German software giant SAP AG churned out positive financial results for last quarter despite a slow economy.
The enterprise applications maker Thursday reported that its first-quarter profits more than doubled from the same period of 2002, while sales were relatively flat.
Net income for the quarter ended March 31 was 186 million euros, or about $200 million, compared with a net income in the first quarter last year of about 65 million euro, or about $70 million.
The Walldorf, Germany, company reported total revenues of 1.52 billion euros, or about $1.64 billion, in the quarter, down from 1.658 billion euro, or about $1.8 billion. Officials were quick to point out that if the numbers had been kept at a constant currency rate SAP would have seen a 1 percent increase in revenues.

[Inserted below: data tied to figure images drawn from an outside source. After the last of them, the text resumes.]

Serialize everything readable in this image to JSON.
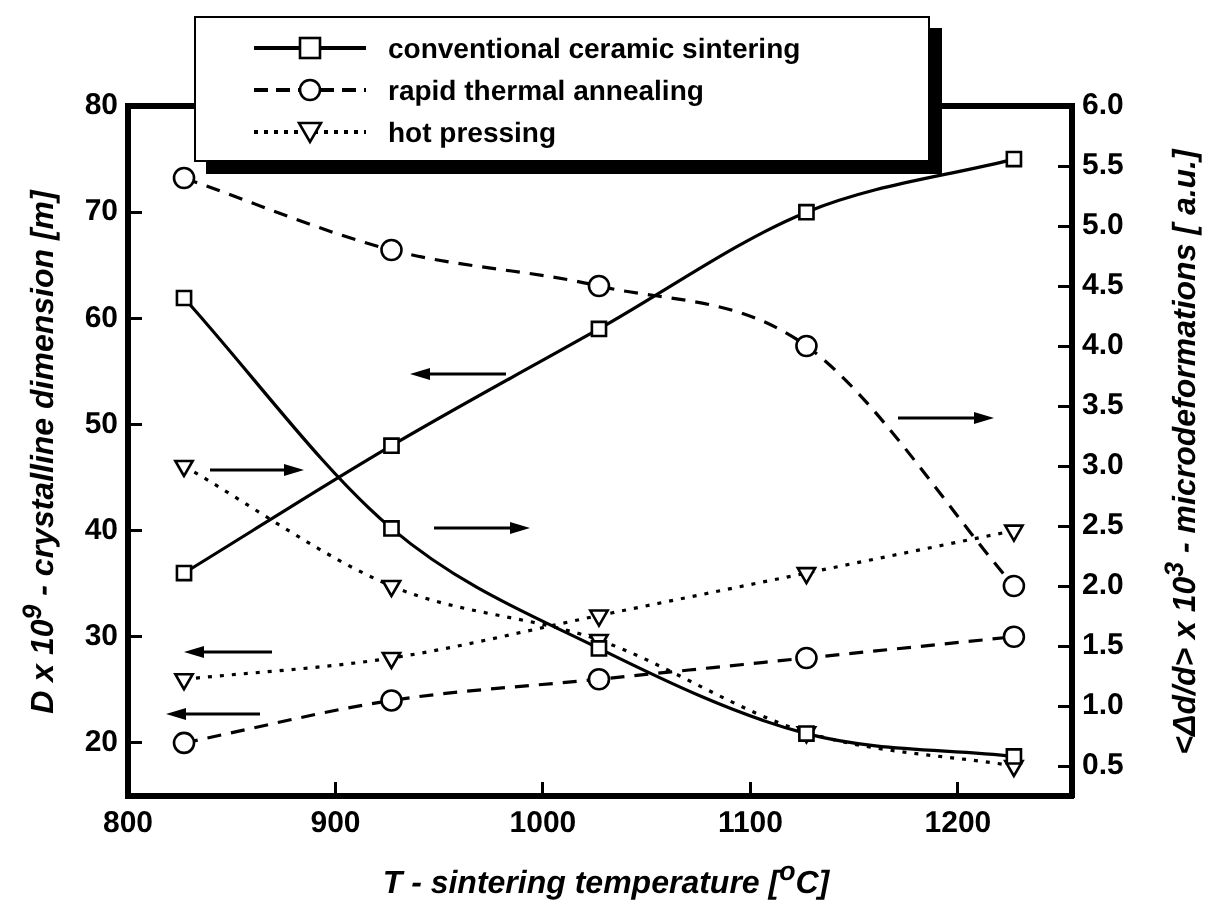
{
  "chart_data": {
    "type": "line",
    "xlabel": "T - sintering temperature   [$^{o}$C]",
    "ylabel": "D x 10$^{9}$ - crystalline dimension  [m]",
    "y2label": "<Δd/d> x 10$^{3}$ - microdeformations   [ a.u.]",
    "x": [
      827,
      927,
      1027,
      1127,
      1227
    ],
    "xlim": [
      800,
      1255
    ],
    "xticks": [
      800,
      900,
      1000,
      1100,
      1200
    ],
    "ylim": [
      15,
      80
    ],
    "yticks": [
      20,
      30,
      40,
      50,
      60,
      70,
      80
    ],
    "y2lim": [
      0.25,
      6.0
    ],
    "y2ticks": [
      {
        "value": 0.5,
        "label": "0.5"
      },
      {
        "value": 1,
        "label": "1.0"
      },
      {
        "value": 1.5,
        "label": "1.5"
      },
      {
        "value": 2,
        "label": "2.0"
      },
      {
        "value": 2.5,
        "label": "2.5"
      },
      {
        "value": 3,
        "label": "3.0"
      },
      {
        "value": 3.5,
        "label": "3.5"
      },
      {
        "value": 4,
        "label": "4.0"
      },
      {
        "value": 4.5,
        "label": "4.5"
      },
      {
        "value": 5,
        "label": "5.0"
      },
      {
        "value": 5.5,
        "label": "5.5"
      },
      {
        "value": 6,
        "label": "6.0"
      }
    ],
    "grid": false,
    "legend": "top",
    "series": [
      {
        "name": "conventional ceramic sintering",
        "color": "#000000",
        "marker": "square",
        "line_style": "solid",
        "values": [
          36,
          48,
          59,
          70,
          75
        ]
      },
      {
        "name": "rapid thermal annealing",
        "color": "#000000",
        "marker": "circle",
        "line_style": "dashed",
        "values": [
          20,
          24,
          26,
          28,
          30
        ]
      },
      {
        "name": "hot pressing",
        "color": "#000000",
        "marker": "triangle",
        "line_style": "dotted",
        "values": [
          26,
          28,
          32,
          36,
          40
        ]
      },
      {
        "color": "#000000",
        "marker": "square",
        "line_style": "solid",
        "axis": "y2",
        "values": [
          4.4,
          2.48,
          1.48,
          0.77,
          0.58
        ]
      },
      {
        "color": "#000000",
        "marker": "circle",
        "line_style": "dashed",
        "axis": "y2",
        "values": [
          5.4,
          4.8,
          4.5,
          4.0,
          2.0
        ]
      },
      {
        "color": "#000000",
        "marker": "triangle",
        "line_style": "dotted",
        "axis": "y2",
        "values": [
          3.0,
          2.0,
          1.55,
          0.78,
          0.5
        ]
      }
    ]
  }
}
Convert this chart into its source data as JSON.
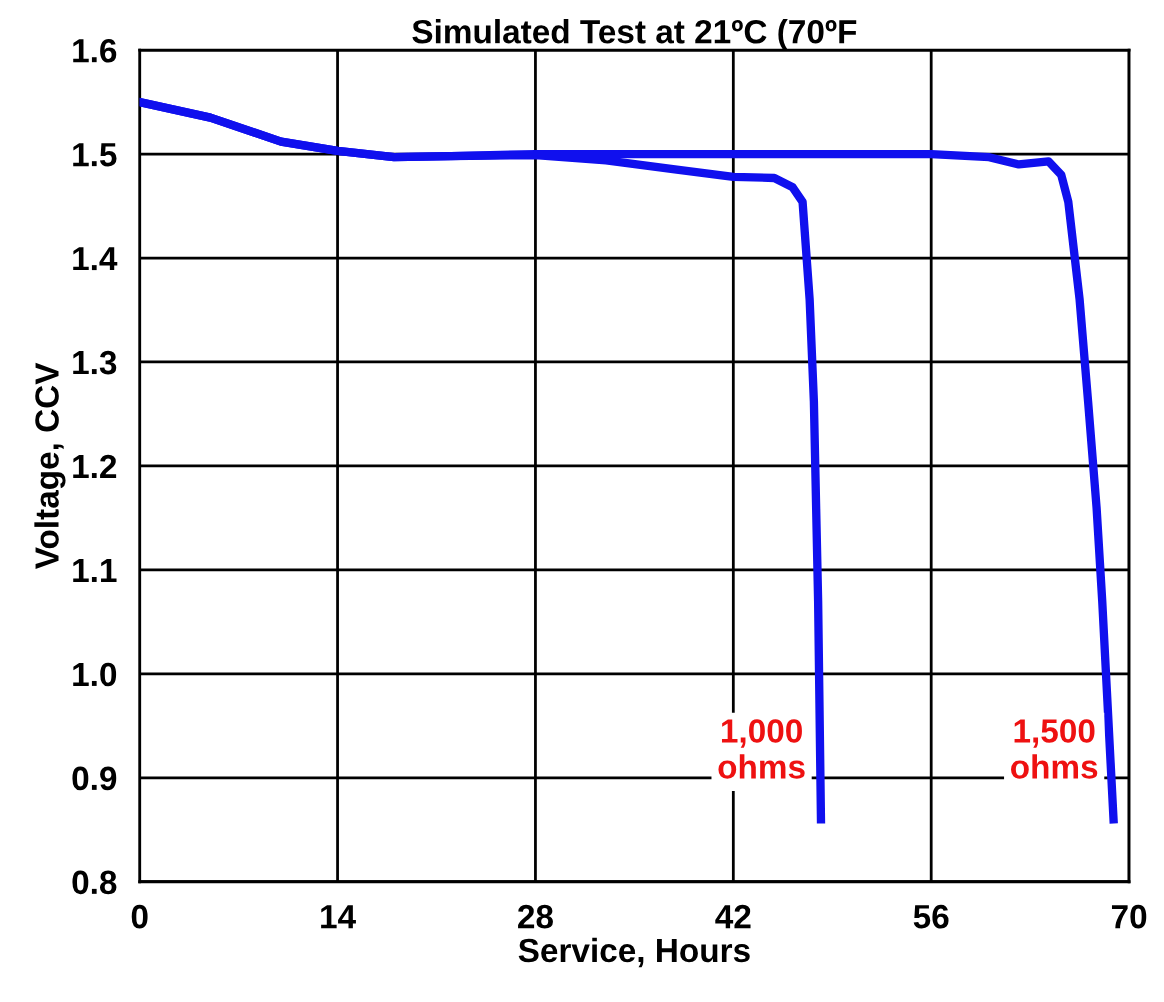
{
  "chart_data": {
    "type": "line",
    "title": "Simulated Test at 21ºC (70ºF",
    "xlabel": "Service, Hours",
    "ylabel": "Voltage, CCV",
    "xlim": [
      0,
      70
    ],
    "xticks": [
      0,
      14,
      28,
      42,
      56,
      70
    ],
    "ylim": [
      0.8,
      1.6
    ],
    "yticks": [
      0.8,
      0.9,
      {
        "value": 1,
        "label": "1.0"
      },
      1.1,
      1.2,
      1.3,
      1.4,
      1.5,
      1.6
    ],
    "grid": true,
    "legend": false,
    "marker": "none",
    "line_style": "solid",
    "series": [
      {
        "name": "1,000 ohms",
        "color": "#1010ee",
        "x": [
          0,
          5,
          10,
          14,
          18,
          22,
          28,
          33,
          38,
          42,
          44.9,
          46.2,
          46.9,
          47.4,
          47.7,
          48.0,
          48.2
        ],
        "values": [
          1.55,
          1.535,
          1.512,
          1.503,
          1.497,
          1.498,
          1.499,
          1.494,
          1.485,
          1.478,
          1.477,
          1.468,
          1.454,
          1.36,
          1.262,
          1.07,
          0.86
        ]
      },
      {
        "name": "1,500 ohms",
        "color": "#1010ee",
        "x": [
          0,
          5,
          10,
          14,
          18,
          22,
          28,
          35,
          42,
          49,
          56,
          60.1,
          62.2,
          64.3,
          65.2,
          65.7,
          66.5,
          67.1,
          67.7,
          68.1,
          68.9
        ],
        "values": [
          1.55,
          1.535,
          1.512,
          1.503,
          1.497,
          1.498,
          1.5,
          1.5,
          1.5,
          1.5,
          1.5,
          1.497,
          1.49,
          1.493,
          1.48,
          1.454,
          1.36,
          1.262,
          1.16,
          1.07,
          0.86
        ]
      }
    ]
  }
}
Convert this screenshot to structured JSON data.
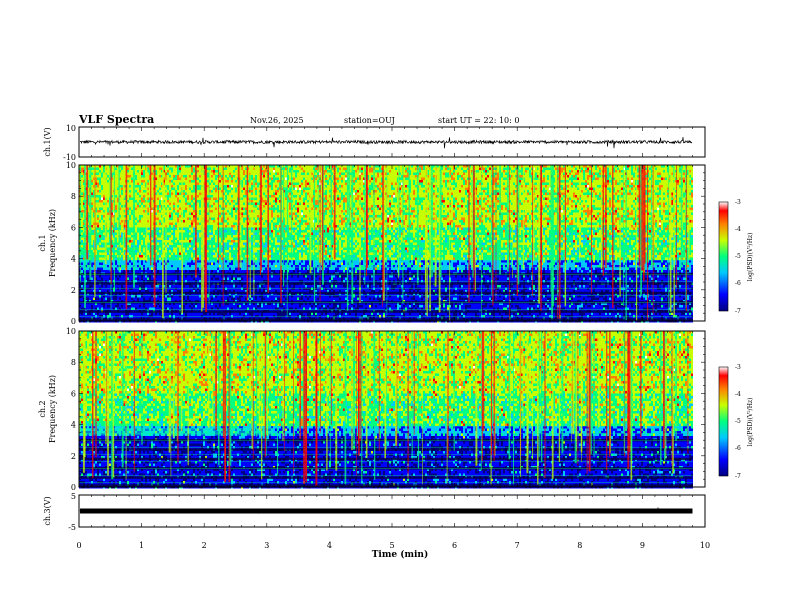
{
  "header": {
    "title": "VLF Spectra",
    "date": "Nov.26, 2025",
    "station": "station=OUJ",
    "start": "start  UT =   22: 10: 0"
  },
  "colors": {
    "spectrum": [
      "#000080",
      "#0000ff",
      "#00c8ff",
      "#00ff80",
      "#c8ff00",
      "#ff8000",
      "#ff0000",
      "#ffffff"
    ]
  },
  "chart_data": [
    {
      "type": "line",
      "panel": "ch1-waveform",
      "ylabel": "ch.1(V)",
      "xlim": [
        0,
        10
      ],
      "ylim": [
        -10,
        10
      ],
      "y_ticks": [
        "10",
        "-10"
      ],
      "baseline_value": 0,
      "noise_amplitude": 1
    },
    {
      "type": "heatmap",
      "panel": "ch1-spectrogram",
      "ylabel": "ch.1\nFrequency (kHz)",
      "ylabel_lines": [
        "ch.1",
        "Frequency (kHz)"
      ],
      "xlim": [
        0,
        10
      ],
      "ylim": [
        0,
        10
      ],
      "y_ticks": [
        "0",
        "2",
        "4",
        "6",
        "8",
        "10"
      ],
      "data_end_min": 9.8,
      "colorbar": {
        "label": "log(PSD)(V²/Hz)",
        "range": [
          -7,
          -3
        ],
        "ticks": [
          "-3",
          "-4",
          "-5",
          "-6",
          "-7"
        ]
      }
    },
    {
      "type": "heatmap",
      "panel": "ch2-spectrogram",
      "ylabel": "ch.2\nFrequency (kHz)",
      "ylabel_lines": [
        "ch.2",
        "Frequency (kHz)"
      ],
      "xlim": [
        0,
        10
      ],
      "ylim": [
        0,
        10
      ],
      "y_ticks": [
        "0",
        "2",
        "4",
        "6",
        "8",
        "10"
      ],
      "data_end_min": 9.8,
      "colorbar": {
        "label": "log(PSD)(V²/Hz)",
        "range": [
          -7,
          -3
        ],
        "ticks": [
          "-3",
          "-4",
          "-5",
          "-6",
          "-7"
        ]
      }
    },
    {
      "type": "line",
      "panel": "ch3-waveform",
      "ylabel": "ch.3(V)",
      "xlim": [
        0,
        10
      ],
      "ylim": [
        -5,
        5
      ],
      "y_ticks": [
        "5",
        "0",
        "-5"
      ],
      "baseline_value": 0,
      "noise_amplitude": 0.3
    }
  ],
  "xaxis": {
    "label": "Time (min)",
    "ticks": [
      "0",
      "1",
      "2",
      "3",
      "4",
      "5",
      "6",
      "7",
      "8",
      "9",
      "10"
    ]
  }
}
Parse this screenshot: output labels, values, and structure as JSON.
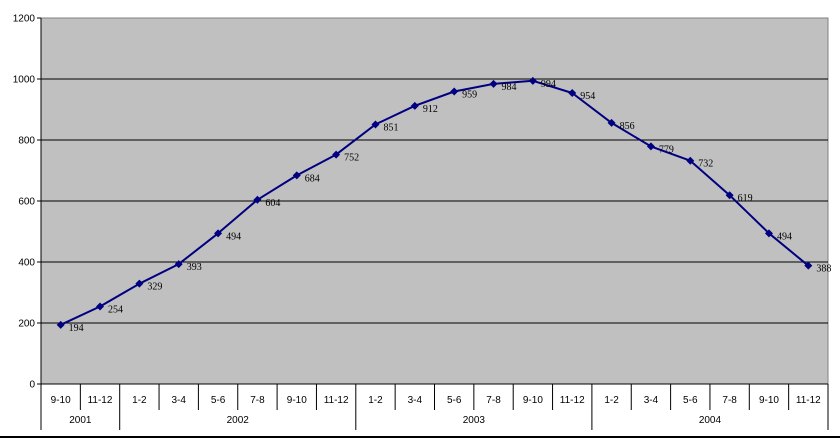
{
  "chart_data": {
    "type": "line",
    "title": "",
    "xlabel": "",
    "ylabel": "",
    "ylim": [
      0,
      1200
    ],
    "yticks": [
      0,
      200,
      400,
      600,
      800,
      1000,
      1200
    ],
    "grid": true,
    "legend": "none",
    "colors": {
      "plot_bg": "#c0c0c0",
      "line": "#000080",
      "grid": "#000000"
    },
    "categories": [
      "9-10",
      "11-12",
      "1-2",
      "3-4",
      "5-6",
      "7-8",
      "9-10",
      "11-12",
      "1-2",
      "3-4",
      "5-6",
      "7-8",
      "9-10",
      "11-12",
      "1-2",
      "3-4",
      "5-6",
      "7-8",
      "9-10",
      "11-12"
    ],
    "groups": [
      {
        "label": "2001",
        "count": 2
      },
      {
        "label": "2002",
        "count": 6
      },
      {
        "label": "2003",
        "count": 6
      },
      {
        "label": "2004",
        "count": 6
      }
    ],
    "series": [
      {
        "values": [
          194,
          254,
          329,
          393,
          494,
          604,
          684,
          752,
          851,
          912,
          959,
          984,
          994,
          954,
          856,
          779,
          732,
          619,
          494,
          388
        ]
      }
    ]
  }
}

Software sales slid from 402 million euro in the first quarter last year to 352 million euro in Q1 2003. Despite this drop in sales, SAP claimed it had increased its share of the worldwide enterprise software market. Officials said that SAP owned 54 percent of the market it shared with Oracle Corp., PeopleSoft Inc., J.D. Edwards & Company, Siebel Systems Inc. and i2 Technologies Inc.
Officials said they were not changing their previously announced outlook for slow but steady growth.
SAP decreased its headcount over the quarter by 143. It ended the period with 28,654 full-time employees.